39. PG&E’s method of allocating public purpose program costs according to system average percentages is closest to current cost allocation methods.

40. Edison’s proposal to reflect baseline differentials only as part of the CTC does not promote cost-based rates and does not anticipate appropriate cost allocations following the transition period.

41. Edison’s proposal to impose a separate CARE surcharge on bills rather than include them in the public purpose programs surcharge is not consistent with AB 1890, which anticipates the establishment of the public purpose program surcharge to fund CARE program costs, among other things.

42. PG&E states it is not prepared to functionalize distribution and transmission rates on customer bills by January 1, 1998.

43. The utilities propose to bill time-of-use customers for the CTC on the basis of hourly loads. The practice is likely to mask price signals to customers under certain circumstances.

44. Eliminating Edison’s Domestic Seasonal Rate Adjustment mechanism will change Edison’s risk.

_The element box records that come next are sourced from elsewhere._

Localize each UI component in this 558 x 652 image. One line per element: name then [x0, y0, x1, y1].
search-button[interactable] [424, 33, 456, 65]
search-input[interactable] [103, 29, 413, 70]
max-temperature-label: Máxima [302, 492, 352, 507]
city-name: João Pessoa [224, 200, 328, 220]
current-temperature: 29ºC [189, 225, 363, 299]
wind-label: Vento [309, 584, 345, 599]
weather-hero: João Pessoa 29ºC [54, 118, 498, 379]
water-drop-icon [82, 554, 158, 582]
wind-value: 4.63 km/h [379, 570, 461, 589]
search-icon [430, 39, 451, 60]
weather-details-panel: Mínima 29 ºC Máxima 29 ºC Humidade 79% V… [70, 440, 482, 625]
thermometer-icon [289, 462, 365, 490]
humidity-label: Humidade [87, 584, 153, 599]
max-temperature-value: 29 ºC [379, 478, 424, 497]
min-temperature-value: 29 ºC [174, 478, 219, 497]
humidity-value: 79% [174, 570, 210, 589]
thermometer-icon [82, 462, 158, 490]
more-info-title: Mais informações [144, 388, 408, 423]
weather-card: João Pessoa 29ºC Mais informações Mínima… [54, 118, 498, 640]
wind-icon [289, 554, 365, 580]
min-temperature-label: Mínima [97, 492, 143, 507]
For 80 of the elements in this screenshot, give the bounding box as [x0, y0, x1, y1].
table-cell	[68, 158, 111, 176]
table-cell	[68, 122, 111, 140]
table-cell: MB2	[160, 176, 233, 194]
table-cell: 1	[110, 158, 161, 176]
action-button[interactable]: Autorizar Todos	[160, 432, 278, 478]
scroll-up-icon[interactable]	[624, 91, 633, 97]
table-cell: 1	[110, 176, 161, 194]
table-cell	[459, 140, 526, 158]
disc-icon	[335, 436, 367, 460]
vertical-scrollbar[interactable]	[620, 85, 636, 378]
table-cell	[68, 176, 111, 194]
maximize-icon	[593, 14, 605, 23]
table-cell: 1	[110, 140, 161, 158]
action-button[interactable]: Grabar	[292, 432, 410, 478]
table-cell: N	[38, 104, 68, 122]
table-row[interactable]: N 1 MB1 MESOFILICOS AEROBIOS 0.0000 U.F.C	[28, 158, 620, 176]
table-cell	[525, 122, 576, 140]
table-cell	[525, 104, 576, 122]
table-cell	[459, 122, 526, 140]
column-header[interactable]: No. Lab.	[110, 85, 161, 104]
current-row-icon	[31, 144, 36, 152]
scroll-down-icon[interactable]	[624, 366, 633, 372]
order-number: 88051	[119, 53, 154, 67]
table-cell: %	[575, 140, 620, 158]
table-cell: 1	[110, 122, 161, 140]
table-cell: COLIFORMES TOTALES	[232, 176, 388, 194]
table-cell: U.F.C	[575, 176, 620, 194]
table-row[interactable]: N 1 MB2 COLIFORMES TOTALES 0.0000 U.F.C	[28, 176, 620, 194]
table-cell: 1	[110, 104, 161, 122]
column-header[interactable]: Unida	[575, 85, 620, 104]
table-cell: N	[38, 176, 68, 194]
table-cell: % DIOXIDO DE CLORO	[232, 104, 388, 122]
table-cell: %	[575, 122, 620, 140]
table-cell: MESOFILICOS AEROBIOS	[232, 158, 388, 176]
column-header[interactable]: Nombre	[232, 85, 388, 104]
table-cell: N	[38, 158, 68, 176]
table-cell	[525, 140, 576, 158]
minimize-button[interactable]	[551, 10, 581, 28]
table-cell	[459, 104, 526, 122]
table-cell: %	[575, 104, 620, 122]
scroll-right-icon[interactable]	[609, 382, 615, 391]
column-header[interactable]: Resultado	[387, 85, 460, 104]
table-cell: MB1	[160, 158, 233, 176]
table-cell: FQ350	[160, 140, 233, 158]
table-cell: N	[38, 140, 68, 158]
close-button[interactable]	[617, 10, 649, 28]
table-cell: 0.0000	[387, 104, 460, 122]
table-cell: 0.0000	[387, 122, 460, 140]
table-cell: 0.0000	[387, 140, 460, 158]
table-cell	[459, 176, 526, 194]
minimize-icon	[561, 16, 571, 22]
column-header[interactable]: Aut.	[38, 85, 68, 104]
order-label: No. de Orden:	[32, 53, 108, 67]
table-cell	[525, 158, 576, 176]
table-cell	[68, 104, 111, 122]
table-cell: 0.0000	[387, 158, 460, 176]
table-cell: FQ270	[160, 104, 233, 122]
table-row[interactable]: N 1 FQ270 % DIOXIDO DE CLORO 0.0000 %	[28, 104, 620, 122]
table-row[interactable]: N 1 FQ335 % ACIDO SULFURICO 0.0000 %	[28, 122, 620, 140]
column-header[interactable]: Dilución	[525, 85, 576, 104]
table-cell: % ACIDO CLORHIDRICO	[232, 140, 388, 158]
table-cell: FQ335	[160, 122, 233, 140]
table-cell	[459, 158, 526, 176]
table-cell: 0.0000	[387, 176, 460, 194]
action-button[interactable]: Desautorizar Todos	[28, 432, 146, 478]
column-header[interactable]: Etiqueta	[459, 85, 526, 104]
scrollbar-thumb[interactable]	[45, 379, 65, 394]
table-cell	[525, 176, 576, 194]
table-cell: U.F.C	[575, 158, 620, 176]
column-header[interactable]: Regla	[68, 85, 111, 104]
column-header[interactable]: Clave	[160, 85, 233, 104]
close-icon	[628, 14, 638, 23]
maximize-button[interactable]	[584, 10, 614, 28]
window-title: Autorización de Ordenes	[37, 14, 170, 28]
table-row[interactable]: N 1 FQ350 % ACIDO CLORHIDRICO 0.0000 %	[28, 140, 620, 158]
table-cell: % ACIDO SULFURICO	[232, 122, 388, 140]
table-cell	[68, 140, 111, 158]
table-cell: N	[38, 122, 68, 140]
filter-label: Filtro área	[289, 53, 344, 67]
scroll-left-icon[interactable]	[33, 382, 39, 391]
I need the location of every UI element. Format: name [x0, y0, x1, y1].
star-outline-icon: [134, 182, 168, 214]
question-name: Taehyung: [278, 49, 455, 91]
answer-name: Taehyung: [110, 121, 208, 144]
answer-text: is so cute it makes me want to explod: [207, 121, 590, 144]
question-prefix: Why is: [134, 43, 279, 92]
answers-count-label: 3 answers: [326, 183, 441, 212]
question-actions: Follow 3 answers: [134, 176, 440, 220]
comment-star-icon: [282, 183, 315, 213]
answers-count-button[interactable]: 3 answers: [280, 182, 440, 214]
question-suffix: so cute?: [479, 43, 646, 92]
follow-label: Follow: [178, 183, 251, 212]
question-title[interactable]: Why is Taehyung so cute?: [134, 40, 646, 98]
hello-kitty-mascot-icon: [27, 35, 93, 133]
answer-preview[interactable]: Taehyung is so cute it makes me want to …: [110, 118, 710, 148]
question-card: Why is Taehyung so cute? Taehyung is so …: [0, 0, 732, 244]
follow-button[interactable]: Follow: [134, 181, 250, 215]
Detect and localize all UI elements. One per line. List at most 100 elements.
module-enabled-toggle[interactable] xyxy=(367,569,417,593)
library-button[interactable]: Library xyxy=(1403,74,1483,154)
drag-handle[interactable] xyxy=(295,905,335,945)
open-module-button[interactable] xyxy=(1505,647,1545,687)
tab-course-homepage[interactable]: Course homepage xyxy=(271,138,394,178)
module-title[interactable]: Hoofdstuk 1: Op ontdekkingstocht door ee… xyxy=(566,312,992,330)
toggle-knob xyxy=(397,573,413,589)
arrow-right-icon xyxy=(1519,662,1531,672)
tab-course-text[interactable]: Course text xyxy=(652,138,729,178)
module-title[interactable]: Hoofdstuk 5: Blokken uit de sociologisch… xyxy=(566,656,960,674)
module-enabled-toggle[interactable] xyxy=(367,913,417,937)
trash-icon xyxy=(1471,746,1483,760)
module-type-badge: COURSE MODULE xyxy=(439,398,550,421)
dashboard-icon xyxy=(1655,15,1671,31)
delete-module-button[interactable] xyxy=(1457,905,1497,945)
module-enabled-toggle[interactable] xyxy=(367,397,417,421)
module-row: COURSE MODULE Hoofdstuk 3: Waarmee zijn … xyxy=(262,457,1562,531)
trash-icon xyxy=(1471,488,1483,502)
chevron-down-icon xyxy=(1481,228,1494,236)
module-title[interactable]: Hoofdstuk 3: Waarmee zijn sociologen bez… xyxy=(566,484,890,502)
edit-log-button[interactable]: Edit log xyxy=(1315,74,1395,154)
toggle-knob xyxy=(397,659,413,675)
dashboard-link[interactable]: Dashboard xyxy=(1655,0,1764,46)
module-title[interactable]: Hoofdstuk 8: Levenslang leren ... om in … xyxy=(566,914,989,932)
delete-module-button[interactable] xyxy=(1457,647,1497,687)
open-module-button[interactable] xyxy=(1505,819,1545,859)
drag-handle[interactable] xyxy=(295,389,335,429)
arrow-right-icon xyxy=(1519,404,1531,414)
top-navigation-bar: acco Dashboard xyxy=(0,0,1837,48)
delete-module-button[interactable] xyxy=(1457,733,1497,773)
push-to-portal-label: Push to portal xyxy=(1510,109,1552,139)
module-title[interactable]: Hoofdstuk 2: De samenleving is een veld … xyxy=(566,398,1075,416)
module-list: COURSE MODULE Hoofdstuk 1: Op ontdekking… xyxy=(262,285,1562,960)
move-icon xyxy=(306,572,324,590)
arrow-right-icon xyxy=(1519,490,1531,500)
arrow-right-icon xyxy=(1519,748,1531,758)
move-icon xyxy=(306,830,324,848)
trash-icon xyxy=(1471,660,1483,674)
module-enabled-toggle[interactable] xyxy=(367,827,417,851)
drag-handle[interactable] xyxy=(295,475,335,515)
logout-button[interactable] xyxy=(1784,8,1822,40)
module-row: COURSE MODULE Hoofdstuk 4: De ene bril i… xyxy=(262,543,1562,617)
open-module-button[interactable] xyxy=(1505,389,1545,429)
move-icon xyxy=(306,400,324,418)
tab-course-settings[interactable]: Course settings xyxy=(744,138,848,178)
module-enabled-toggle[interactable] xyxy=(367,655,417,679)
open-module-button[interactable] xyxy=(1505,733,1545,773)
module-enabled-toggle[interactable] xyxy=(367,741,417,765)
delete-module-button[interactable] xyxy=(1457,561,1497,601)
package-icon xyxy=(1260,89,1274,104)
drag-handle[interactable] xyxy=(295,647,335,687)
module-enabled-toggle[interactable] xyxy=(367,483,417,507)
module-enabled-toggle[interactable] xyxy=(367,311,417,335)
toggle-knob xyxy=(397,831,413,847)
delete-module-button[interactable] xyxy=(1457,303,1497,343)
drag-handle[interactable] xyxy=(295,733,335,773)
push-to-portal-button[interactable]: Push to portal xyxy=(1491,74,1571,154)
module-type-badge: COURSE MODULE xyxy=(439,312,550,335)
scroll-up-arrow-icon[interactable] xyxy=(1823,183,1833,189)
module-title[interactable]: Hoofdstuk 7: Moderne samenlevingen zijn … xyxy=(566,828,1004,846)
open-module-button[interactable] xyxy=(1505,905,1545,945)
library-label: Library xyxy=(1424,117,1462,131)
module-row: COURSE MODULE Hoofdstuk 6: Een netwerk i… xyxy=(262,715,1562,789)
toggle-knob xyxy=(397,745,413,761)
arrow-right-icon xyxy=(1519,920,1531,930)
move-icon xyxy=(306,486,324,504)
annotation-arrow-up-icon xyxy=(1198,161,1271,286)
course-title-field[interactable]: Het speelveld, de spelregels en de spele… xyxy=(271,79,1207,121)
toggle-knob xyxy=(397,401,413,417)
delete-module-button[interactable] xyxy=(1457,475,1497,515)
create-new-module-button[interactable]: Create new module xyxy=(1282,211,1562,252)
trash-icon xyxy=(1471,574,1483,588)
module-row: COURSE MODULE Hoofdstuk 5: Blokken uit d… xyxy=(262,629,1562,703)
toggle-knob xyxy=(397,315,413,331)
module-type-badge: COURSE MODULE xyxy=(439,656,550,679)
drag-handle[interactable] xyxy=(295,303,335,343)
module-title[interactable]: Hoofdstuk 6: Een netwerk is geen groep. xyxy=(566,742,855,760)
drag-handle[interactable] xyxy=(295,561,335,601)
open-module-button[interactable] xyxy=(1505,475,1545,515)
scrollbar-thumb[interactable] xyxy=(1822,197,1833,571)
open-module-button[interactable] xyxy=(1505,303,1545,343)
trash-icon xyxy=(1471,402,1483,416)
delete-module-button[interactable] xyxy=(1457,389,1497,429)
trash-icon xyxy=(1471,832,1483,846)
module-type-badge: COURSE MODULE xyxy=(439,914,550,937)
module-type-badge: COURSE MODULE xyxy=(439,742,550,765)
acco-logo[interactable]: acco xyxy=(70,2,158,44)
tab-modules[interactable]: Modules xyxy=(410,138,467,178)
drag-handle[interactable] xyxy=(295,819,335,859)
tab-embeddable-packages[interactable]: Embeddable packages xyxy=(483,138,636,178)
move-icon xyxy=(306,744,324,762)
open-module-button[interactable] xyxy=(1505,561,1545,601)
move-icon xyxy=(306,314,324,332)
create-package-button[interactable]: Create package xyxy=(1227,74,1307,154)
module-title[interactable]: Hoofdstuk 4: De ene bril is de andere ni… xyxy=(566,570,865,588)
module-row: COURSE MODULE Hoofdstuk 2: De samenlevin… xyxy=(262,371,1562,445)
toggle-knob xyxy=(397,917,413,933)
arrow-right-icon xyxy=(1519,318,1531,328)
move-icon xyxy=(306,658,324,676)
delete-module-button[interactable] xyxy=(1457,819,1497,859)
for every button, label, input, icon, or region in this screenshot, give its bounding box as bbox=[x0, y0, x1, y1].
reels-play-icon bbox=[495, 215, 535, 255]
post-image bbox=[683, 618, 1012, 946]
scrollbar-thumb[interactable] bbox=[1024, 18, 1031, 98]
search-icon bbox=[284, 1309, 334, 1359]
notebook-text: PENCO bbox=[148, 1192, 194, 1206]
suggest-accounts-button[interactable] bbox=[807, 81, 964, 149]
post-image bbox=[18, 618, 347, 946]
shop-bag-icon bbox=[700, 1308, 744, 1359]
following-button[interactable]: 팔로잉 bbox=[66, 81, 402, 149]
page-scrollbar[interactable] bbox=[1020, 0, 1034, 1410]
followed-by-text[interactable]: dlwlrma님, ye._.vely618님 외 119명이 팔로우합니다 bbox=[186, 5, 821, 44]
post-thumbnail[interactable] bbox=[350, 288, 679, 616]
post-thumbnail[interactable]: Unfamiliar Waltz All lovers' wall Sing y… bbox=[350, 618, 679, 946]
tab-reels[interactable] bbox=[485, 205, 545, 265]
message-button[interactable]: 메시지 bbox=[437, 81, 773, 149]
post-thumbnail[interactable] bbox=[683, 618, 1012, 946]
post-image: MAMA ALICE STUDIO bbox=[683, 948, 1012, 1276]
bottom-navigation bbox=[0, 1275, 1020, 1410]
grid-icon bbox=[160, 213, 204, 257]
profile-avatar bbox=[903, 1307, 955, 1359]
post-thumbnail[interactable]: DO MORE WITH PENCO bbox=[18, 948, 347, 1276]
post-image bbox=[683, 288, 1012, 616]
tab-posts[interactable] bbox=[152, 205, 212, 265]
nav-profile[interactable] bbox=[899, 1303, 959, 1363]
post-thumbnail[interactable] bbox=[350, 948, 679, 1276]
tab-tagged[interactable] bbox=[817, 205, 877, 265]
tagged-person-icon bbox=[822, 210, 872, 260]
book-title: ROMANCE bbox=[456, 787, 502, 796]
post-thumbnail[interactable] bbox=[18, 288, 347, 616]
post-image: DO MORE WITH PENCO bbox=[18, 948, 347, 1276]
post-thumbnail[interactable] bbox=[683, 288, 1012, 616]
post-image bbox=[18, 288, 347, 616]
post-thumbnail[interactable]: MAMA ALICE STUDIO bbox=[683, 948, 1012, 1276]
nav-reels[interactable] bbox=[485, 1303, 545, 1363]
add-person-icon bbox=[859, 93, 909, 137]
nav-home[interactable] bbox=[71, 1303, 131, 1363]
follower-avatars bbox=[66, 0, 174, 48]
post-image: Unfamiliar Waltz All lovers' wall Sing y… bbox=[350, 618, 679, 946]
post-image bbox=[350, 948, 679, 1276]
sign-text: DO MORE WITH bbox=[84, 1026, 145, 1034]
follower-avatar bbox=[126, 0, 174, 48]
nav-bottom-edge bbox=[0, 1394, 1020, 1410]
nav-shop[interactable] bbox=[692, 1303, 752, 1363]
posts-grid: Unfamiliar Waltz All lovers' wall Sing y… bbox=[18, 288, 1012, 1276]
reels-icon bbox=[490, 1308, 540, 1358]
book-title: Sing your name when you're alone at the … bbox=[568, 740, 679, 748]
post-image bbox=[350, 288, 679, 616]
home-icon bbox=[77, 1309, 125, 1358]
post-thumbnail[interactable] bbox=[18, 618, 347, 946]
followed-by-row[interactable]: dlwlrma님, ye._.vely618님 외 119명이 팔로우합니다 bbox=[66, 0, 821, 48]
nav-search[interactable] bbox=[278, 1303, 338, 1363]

45. ORA proposes to require customers who switch from a tariff subject to the 10% discount to a tariff not subject to the rate reduction bond repayment to repay the original rate reduction amounts. ORA’s proposal appears potentially complex without offsetting benefits to customers as a group.

46. Merced Irrigation District proposes that customers who leave a utility system to take service from any other entity required to impose a public purpose program surcharge should pay the surcharge only to the new entity.

47. WMA’s proposal to reduce the MAR would effectively reduce rates for master-metered customers, in violation of AB 1890’s rate freeze provisions.

48. WMA’s proposal to discount rates to master-metered customers to fund direct access costs is contrary to AB 1890’s rate freeze provisions.

49. WMA’s proposal to require tariffs to specify that tenants’ bills will not be unbundled by park owners wrongfully assumes a relationship between the utility and the park tenants that does not exist and intervenes in the business relationship between park owners and their tenants.

50. Hourly distribution line loss factors are essential for minimizing system-wide costs and ensuring accurate cost allocation that avoids cost shifting.

51. Requiring the utilities to charge the 10% discount mandated by AB 1890 to the CTC will assure that customers receive the full benefits of the discount.

52. Providing PX price information on customer bills and a notice regarding the availability of competitive energy suppliers will promote customer education about energy alternatives.

53. Customers would benefit by having separately identified charges for energy, transmission, distribution, CTC, public purpose programs and nuclear decommissioning costs.

54. Not all customers are likely to find useful information regarding emission profiles for various generation resources.

55. PG&E and BART agree that PG&E should continue to bill BART conjunctively for bundled and direct access services.